Download or read book Metric Power written by David Beer and published by Springer. This book was released on 2016-07-30 with total page 233 pages. Available in PDF, EPUB and Kindle. Book excerpt: This book examines the powerful and intensifying role that metrics play in ordering and shaping our everyday lives. Focusing upon the interconnections between measurement, circulation and possibility, the author explores the interwoven relations between power and metrics.

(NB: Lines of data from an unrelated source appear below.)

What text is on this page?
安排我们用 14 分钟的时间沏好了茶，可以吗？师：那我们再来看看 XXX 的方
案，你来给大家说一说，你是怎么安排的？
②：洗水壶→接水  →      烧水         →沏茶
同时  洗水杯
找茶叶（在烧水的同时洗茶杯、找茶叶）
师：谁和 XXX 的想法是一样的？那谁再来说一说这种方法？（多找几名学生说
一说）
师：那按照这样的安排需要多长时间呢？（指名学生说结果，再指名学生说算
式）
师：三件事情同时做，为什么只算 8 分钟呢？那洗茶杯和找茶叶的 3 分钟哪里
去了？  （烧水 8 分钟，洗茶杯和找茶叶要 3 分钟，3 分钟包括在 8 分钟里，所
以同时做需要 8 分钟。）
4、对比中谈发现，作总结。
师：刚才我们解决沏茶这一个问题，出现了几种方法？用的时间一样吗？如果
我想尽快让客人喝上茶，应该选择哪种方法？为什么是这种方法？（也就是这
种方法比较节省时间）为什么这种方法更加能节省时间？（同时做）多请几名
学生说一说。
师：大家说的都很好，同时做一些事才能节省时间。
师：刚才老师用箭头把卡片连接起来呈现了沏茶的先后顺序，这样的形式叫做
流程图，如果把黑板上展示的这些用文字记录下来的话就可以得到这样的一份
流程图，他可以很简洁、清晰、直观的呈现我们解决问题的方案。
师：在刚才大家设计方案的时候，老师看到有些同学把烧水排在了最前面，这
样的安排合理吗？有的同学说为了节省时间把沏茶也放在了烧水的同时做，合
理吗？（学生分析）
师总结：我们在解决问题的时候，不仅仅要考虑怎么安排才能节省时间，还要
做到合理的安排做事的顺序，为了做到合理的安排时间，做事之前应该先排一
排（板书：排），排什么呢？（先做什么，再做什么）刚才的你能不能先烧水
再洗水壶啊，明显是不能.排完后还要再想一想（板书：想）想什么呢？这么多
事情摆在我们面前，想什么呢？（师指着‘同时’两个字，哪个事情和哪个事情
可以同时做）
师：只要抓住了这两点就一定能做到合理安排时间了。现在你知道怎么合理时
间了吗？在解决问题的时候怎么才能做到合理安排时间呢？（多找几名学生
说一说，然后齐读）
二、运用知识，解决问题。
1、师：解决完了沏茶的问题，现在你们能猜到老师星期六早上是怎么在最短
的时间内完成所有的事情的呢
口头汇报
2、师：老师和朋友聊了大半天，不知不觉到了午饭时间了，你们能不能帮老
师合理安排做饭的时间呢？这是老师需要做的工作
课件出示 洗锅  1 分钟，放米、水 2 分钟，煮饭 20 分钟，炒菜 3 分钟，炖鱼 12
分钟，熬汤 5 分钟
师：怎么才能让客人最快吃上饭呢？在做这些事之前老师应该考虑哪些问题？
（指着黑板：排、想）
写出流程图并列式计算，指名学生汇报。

He draws upon a wide-range of interdisciplinary resources to place these metrics within their broader historical, political and social contexts. More specifically, he illuminates the various ways that metrics implicate our lives – from our work, to our consumption and our leisure, through to our bodily routines and the financial and organisational structures that surround us. Unravelling the power dynamics that underpin and reside within the so-called big data revolution, he develops the central concept of Metric Power along with a set of conceptual resources for thinking critically about the powerful role played by metrics in the social world today.
Download or read book Cloning Terror written by W. J. T. Mitchell and published by University of Chicago Press. This book was released on 2011 with total page 239 pages. Available in PDF, EPUB and Kindle. Book excerpt: The phrase 'War on Terror' has quietly been retired from official usage, but it persists in the American psyche, and our understanding of it is hardly complete. Exploring the role of verbal and visual images in the War on Terror, the author finds a conflict whose shaky metaphoric and imaginary conception has created its own reality.